Sirena is determined to make Pilot hers, so she strategizes on how best to accomplish it. She buys a new bikini and heads to the beach. She sees him, but she also sees the blond girl on the blanket next to his lifeguard chair and he is talking to her. Sirena, in an effort to stake her claim, walks right up to him, but he gives her the cold shoulder. She’s humiliated.

He seems to run hot and cold with Sirena, so she makes a move on Pilot which he seems to reciprocate, but then he pushes her away informing her that it would never work between them.
When swimming is banned due to strong riptides, Sirena decides she is going to cool off by just splashing in the water. She waits until Pilot leaves his chair and walks the other way. She goes down by the peer, but loses her footing and is dragged under. She tries to drag herself out of the water, but just as she thinks she’s made it, she steps on something that rears up and she feels an intense pain in her leg and sees blood then remembers nothing.

When she comes to, she realizes she may lose more than her happy home back in Texas.

Pilot is enigmatic and gives very little of himself.  He keeps himself apart from everyone and in turn has become the guardian of everyone.  He shows little emotion or weakness and is on site whenever anyone needs help.  Strange things seem to happen when he is around which only adds further to the mystery that he is.

Antonio also becomes an important character.  He becomes Sirena's mentor, confidant and friend.  He does open up to her somewhat about where he came from and his background.  His father was a shaman in Brazil as his father before him and so on.  While Antonio does admit to learning from his father, he never comes out and admits he is also a shaman.  He does seem to have some sort of power, though. 

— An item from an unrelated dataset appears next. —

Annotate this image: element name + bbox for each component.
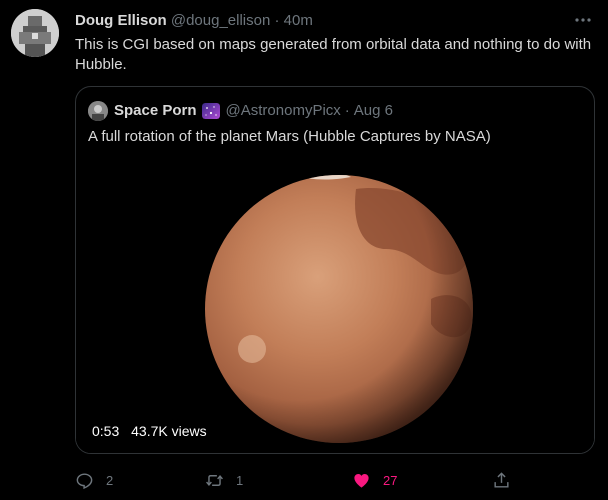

As the story enfolds, we learn more about Pilot and Antonio and their relationship to each other and the house Aunt Ellie bought.  And who is the blond that seems to be intimate with Pilot?  His girlfriend?  We also learn more about the connection between Pilot, Antonio and Sirena.

I was expecting a light hearted romp about hanging out on the beach and crushing on the lifeguard, but what I got instead was a book with a mystery, life and death, love and loss and a little bit of the paranormal.  I would recommend this to anyone interested in a good beach read that is not just fluff.

1 comment:

  1. Haven't heard of this one, but it sounds intriguing! Makes me wonder who and what Pilot really is, and just who is that blonde? Great review!